Most days I receive invites to conferences like these, the often-boring subject matter dressed up with shiny, exotic locations. I'd like to go to them.
They're not all junkets, of course.
My former Australian publisher told me once a good conference is like a live version of a magazine: a mix of interesting content and advertising only with free drinks.
But there's also a strong vein of opportunism in conference design - I've helped with a couple and the trick seems to be to catch the latest trend, or 'hot' product at the right moment in its development.
Conference subjects can serve as leading indicators of what marketers want to sell you next year. If there's any truth in the broad generalisation here's a couple of investment ideas that might be coming our way in 2011.
This inaugural 'Green Investing Conference 2010', for example, is "seeking to present the latest research on investment criteria in sustainable development and on new findings and innovative projects in the field of green business". To find out what this is all about you'll have to go to Nice on the ritzy Cote d'Azur on December 10.
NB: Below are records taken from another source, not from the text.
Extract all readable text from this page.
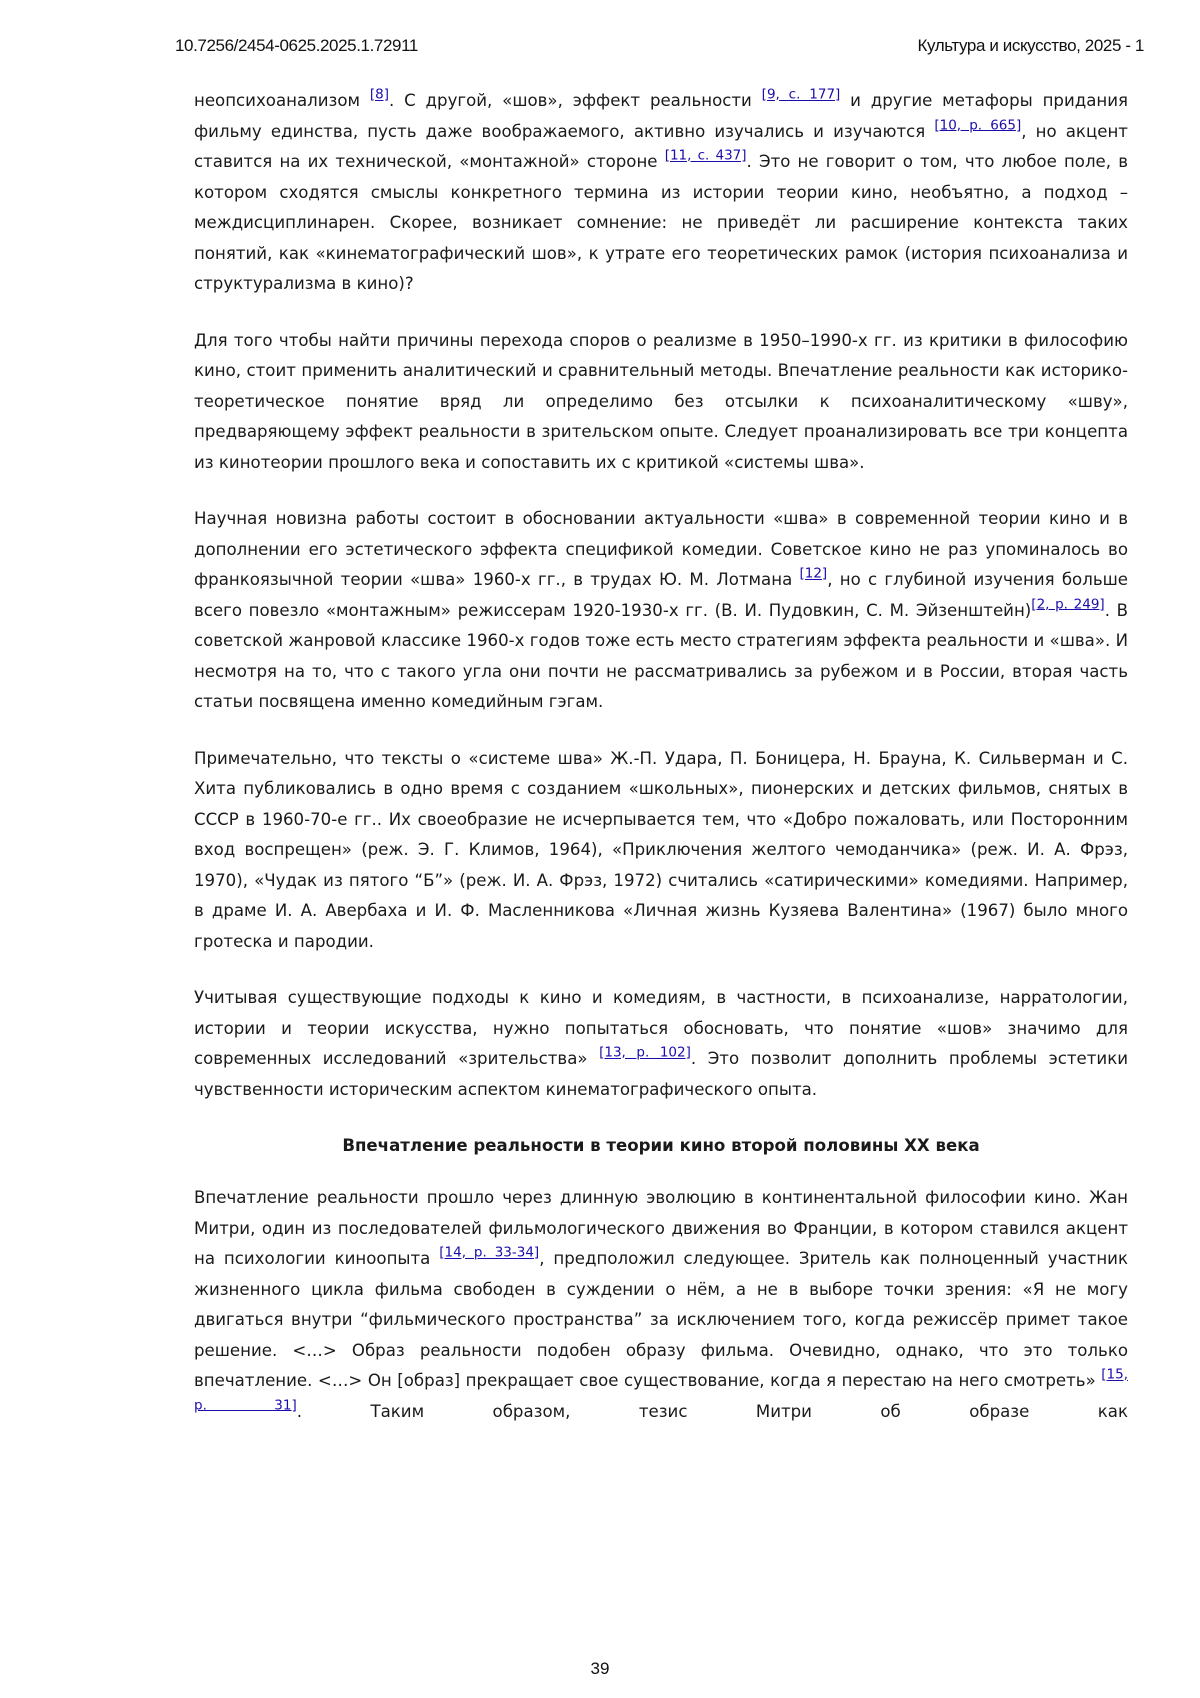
10.7256/2454-0625.2025.1.72911	Культура и искусство, 2025 - 1

неопсихоанализом [8]. С другой, «шов», эффект реальности [9, с. 177] и другие метафоры придания фильму единства, пусть даже воображаемого, активно изучались и изучаются [10, р. 665], но акцент ставится на их технической, «монтажной» стороне [11, с. 437]. Это не говорит о том, что любое поле, в котором сходятся смыслы конкретного термина из истории теории кино, необъятно, а подход – междисциплинарен. Скорее, возникает сомнение: не приведёт ли расширение контекста таких понятий, как «кинематографический шов», к утрате его теоретических рамок (история психоанализа и структурализма в кино)?

Для того чтобы найти причины перехода споров о реализме в 1950–1990-х гг. из критики в философию кино, стоит применить аналитический и сравнительный методы. Впечатление реальности как историко-теоретическое понятие вряд ли определимо без отсылки к психоаналитическому «шву», предваряющему эффект реальности в зрительском опыте. Следует проанализировать все три концепта из кинотеории прошлого века и сопоставить их с критикой «системы шва».

Научная новизна работы состоит в обосновании актуальности «шва» в современной теории кино и в дополнении его эстетического эффекта спецификой комедии. Советское кино не раз упоминалось во франкоязычной теории «шва» 1960-х гг., в трудах Ю. М. Лотмана [12], но с глубиной изучения больше всего повезло «монтажным» режиссерам 1920-1930-х гг. (В. И. Пудовкин, С. М. Эйзенштейн)[2, р. 249]. В советской жанровой классике 1960-х годов тоже есть место стратегиям эффекта реальности и «шва». И несмотря на то, что с такого угла они почти не рассматривались за рубежом и в России, вторая часть статьи посвящена именно комедийным гэгам.

Примечательно, что тексты о «системе шва» Ж.-П. Удара, П. Боницера, Н. Брауна, К. Сильверман и С. Хита публиковались в одно время с созданием «школьных», пионерских и детских фильмов, снятых в СССР в 1960-70-е гг.. Их своеобразие не исчерпывается тем, что «Добро пожаловать, или Посторонним вход воспрещен» (реж. Э. Г. Климов, 1964), «Приключения желтого чемоданчика» (реж. И. А. Фрэз, 1970), «Чудак из пятого “Б”» (реж. И. А. Фрэз, 1972) считались «сатирическими» комедиями. Например, в драме И. А. Авербаха и И. Ф. Масленникова «Личная жизнь Кузяева Валентина» (1967) было много гротеска и пародии.

Учитывая существующие подходы к кино и комедиям, в частности, в психоанализе, нарратологии, истории и теории искусства, нужно попытаться обосновать, что понятие «шов» значимо для современных исследований «зрительства» [13, р. 102]. Это позволит дополнить проблемы эстетики чувственности историческим аспектом кинематографического опыта.

Впечатление реальности в теории кино второй половины XX века

Впечатление реальности прошло через длинную эволюцию в континентальной философии кино. Жан Митри, один из последователей фильмологического движения во Франции, в котором ставился акцент на психологии киноопыта [14, р. 33-34], предположил следующее. Зритель как полноценный участник жизненного цикла фильма свободен в суждении о нём, а не в выборе точки зрения: «Я не могу двигаться внутри “фильмического пространства” за исключением того, когда режиссёр примет такое решение. <…> Образ реальности подобен образу фильма. Очевидно, однако, что это только впечатление. <…> Он [образ] прекращает свое существование, когда я перестаю на него смотреть» [15, р. 31]. Таким образом, тезис Митри об образе как

39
But if sustainability is cool for investors, China is hot. And conference conglomerate Terrapin, the mob also behind the 3-Day MBA, doesn't want to miss this boat, touting a talk-fest on what it claims is the next must-have in investment product: China funds denominated in real Chinese money (the renminbi or RMB).
"The liberalization of China RMB is the latest buzz word in the financial industry," runs the Terrapin promo. "The world is readying itself for the explosion of RMB products and solutions."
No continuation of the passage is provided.